What are users and cohorts
Overview
Cohorts let you define meaningful groups of users based on shared properties, then apply those groups as filters across Adora. Instead of looking at aggregate data for all users, you can isolate specific segments — like highly active users, users from a particular company, or users Adora first saw recently — and see how they move through your product.
You can also drill into individual users to see their associated screens, journeys, sessions, and AI-generated insights.
You can find cohorts on the Cohorts page in Adora.
To use cohorts, you'll need to be sending Adora User IDs. See Adding User IDs for setup steps.
A cohort is a group of users defined by a set of eligibility criteria. You create a cohort by choosing one or more filters, and Adora automatically groups every user who matches.
You can filter users on:
First seen — when Adora first recorded a session for that user
Last seen — when Adora last recorded a session for that user
Total recorded sessions — how many sessions Adora has captured for that user
Average session duration
Any existing Adora property or integrated property — such as country, language, user role, plan, or company
Cohorts are dynamic
Users are automatically added to and removed from a cohort as their eligibility changes. A cohort defined as "users with more than 10 sessions in the last 7 days" will always reflect the current state of that criteria — no manual updates required.
The users table
Each cohort includes a table of all the users who currently match its criteria. The table displays the available properties and their values for each user, so you can explore who belongs to a cohort and how they compare. You can sort the table by any column to find the data you care about.
Viewing individual users
The cohorts page includes a side panel on the right-hand side that you can expand and collapse. When you click a user row in the table, the side panel updates to show information specific to that user:
Adora AI — AI insights about the user
Screens — screens the user has visited
Journeys — journeys the user has been part of
Sessions — sessions recorded for that user
Each section includes clickable options so you can navigate directly to the relevant screen, journey, or session for a closer look.
Using cohorts as filters
Once you've created a cohort, you can apply it as a filter on other objects in Adora — like journeys, screens, or sessions — to see how that specific group of users behaves in a particular part of your product.

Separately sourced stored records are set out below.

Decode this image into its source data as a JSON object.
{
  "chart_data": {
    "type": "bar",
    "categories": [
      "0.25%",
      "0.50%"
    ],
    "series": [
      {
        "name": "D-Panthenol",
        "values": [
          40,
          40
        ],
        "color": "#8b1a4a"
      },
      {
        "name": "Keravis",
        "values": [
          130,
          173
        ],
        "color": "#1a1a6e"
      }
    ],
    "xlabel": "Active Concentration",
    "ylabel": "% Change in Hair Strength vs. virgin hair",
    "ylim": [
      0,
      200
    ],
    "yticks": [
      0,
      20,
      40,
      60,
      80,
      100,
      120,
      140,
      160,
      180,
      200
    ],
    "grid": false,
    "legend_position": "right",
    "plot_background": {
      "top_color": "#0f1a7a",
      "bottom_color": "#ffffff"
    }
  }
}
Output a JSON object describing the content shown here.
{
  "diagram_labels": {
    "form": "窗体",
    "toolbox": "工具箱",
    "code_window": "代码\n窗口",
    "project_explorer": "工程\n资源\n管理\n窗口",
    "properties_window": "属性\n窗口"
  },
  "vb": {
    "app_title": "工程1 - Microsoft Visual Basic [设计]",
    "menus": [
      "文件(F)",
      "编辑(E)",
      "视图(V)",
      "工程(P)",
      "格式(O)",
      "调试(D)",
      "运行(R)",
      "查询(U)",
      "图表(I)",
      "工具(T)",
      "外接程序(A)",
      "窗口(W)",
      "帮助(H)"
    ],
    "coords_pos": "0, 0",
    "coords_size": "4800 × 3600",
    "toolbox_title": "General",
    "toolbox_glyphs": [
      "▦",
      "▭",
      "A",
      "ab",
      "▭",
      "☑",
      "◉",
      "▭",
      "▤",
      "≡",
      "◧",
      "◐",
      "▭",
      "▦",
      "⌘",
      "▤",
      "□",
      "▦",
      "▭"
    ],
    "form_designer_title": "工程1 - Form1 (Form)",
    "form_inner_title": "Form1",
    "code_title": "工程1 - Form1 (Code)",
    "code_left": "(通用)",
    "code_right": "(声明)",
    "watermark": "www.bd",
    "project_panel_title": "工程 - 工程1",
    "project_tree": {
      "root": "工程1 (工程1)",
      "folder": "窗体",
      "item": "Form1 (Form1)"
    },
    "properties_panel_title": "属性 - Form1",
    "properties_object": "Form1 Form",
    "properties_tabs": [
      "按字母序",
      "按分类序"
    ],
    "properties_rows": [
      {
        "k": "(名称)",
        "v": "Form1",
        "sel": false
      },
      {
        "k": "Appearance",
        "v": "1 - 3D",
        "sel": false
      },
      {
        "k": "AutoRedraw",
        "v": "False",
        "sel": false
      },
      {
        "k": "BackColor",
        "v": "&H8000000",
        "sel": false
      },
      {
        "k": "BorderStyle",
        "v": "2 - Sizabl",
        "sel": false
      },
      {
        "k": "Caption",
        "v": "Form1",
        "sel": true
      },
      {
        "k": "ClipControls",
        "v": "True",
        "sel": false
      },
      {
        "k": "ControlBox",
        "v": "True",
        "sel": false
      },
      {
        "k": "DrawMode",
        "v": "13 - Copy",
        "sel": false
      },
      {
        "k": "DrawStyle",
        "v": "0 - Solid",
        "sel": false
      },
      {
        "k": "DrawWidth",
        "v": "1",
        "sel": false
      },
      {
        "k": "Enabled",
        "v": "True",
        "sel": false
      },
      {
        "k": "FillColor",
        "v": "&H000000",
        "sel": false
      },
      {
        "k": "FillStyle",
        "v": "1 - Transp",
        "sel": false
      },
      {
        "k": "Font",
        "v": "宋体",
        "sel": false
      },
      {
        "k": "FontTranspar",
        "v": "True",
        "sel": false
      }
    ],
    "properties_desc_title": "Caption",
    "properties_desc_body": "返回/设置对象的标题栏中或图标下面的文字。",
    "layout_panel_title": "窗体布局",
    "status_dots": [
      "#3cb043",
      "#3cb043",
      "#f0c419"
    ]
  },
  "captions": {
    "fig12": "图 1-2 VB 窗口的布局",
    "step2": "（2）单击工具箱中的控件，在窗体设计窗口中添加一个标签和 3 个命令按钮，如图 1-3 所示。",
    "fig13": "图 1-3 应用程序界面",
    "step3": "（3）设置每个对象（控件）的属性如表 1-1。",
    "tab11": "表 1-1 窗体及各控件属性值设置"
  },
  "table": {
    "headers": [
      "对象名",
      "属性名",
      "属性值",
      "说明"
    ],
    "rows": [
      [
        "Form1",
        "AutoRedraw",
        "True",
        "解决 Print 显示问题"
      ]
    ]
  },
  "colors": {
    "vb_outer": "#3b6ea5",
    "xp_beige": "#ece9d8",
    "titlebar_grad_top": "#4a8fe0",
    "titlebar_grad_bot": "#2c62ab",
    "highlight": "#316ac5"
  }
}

For example, you could define a "power users" cohort and apply it to a journey to see exactly how your most engaged users navigate a key workflow.
How cohort filtering works
When you apply a cohort as a filter, Adora filters by the list of user IDs that currently belong to that cohort — not by reapplying the original eligibility conditions to each session. This means that if you apply a "paid plan" cohort to the sessions page over the last month, you may see some sessions from when a user was still on the free plan, if they upgraded during that period.
This is intentional and consistent with how cohorts work across the analytics industry.
User properties require a cohort
User-level properties (like first seen or average session duration) cannot be applied as direct filters on other objects. To filter by a user property, you need to create a cohort with that criteria first, then apply the cohort as a filter. This keeps the data model clean and the behavior predictable.
Team-level cohorts
Cohorts are visible to everyone on your team. You can name each cohort and choose a cover image so they're easy to identify at a glance.
Example use cases
Understanding new user behavior — Create a cohort of users first seen in the last 7 days. Apply it to a journey to see how recent users navigate your product compared to your broader user base.
Identifying power user patterns — Define a cohort based on high session frequency (e.g. 10+ sessions in the last 7 days) and apply it to a key workflow to understand how your most engaged users interact with it.
Tracking a customer segment — Create a cohort based on company or plan type to isolate enterprise users, then apply it to journeys to see whether their behavior differs from other users.